No distrito do Grajaú, na zona sul, por exemplo, diversos edifícios foram erguidos sem respeitar as normas de licenciamento, causando danos significativos às áreas verdes. A vegetação tem sido suprimida, o solo impermeabilizado, e cursos d'água naturais desviados, impactando negativamente o ecossistema local. A falta de planejamento adequado nessas construções também leva a problemas crônicos, como enchentes e aumento da temperatura, prejudicando a qualidade de vida da população.
Na zona leste, bairros como Itaquera e Guaianases enfrentam desafios semelhantes. Prédios levantados sem qualquer autorização legal estão se multiplicando, muitas vezes sem infraestrutura básica, como sistemas de esgoto e abastecimento de água. Essas construções sobrecarregam os serviços públicos e colocam em risco a segurança dos ocupantes, uma vez que não há garantia de que os padrões de engenharia sejam seguidos.

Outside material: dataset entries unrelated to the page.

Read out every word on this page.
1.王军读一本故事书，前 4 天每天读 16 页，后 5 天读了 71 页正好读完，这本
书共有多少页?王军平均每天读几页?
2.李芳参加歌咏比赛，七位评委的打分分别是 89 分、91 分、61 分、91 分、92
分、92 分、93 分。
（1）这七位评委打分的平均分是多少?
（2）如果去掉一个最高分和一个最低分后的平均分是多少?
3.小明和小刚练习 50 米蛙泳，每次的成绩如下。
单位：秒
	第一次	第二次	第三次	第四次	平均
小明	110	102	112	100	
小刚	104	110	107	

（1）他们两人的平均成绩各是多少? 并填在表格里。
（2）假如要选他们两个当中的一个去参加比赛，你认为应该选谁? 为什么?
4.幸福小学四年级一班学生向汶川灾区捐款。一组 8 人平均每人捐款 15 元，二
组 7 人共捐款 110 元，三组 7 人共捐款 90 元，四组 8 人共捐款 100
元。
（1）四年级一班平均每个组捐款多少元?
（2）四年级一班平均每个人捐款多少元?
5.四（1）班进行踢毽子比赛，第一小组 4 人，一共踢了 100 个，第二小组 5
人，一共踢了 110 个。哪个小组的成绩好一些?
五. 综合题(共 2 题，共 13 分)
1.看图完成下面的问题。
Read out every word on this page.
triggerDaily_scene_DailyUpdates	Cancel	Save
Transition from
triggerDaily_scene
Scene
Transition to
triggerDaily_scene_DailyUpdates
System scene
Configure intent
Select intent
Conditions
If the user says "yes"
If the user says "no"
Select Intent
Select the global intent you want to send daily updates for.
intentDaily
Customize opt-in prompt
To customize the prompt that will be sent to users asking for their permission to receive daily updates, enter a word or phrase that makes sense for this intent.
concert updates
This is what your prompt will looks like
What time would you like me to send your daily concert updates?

A fiscalização insuficiente do poder público tem permitido que esses empreendimentos avancem, criando um ciclo vicioso de degradação urbana. Sem uma resposta rápida e efetiva das autoridades, os prejuízos continuarão a crescer, tanto para o meio ambiente quanto para a segurança dos cidadãos. É imperativo que a cidade intensifique a fiscalização e tome medidas severas contra os responsáveis por essas obras ilegais, antes que os danos se tornem irreparáveis.

Lembrando o caso da Água Branca
No ano passado, uma representação da Sociedade Amigos de Perdizes, inconformada com o destombamento da área envoltória do Parque da Água Branca, se deu sobre a construção de torres de prédios aptas a gerar sombreamento ao parque e danos ao lençol freático. Documento obtido aponta que o MP afirmava que “há o iminente risco de que a “Construtora Marquise 29 Empreendimentos Imobiliários Ltda.” inicie a construção de um grande empreendimento imobiliário na área envoltória do Parque Água Branca, o que, evidentemente, descaracterizaria o próprio Parque.”
O Pedido do MP ainda afirmava que houve “destombamento da área envoltória do Parque da Água Branca pelo “CONDEPHAAT” autorizará a construção de grandes edifícios com subsolos de até 20 (vinte) metros de profundidade, o que, certamente causará o rebaixamento do lençol freático e atingirá de morte as várias nascentes existentes no interior do Parque, além de causar outros problemas urbanísticos e ambientais.”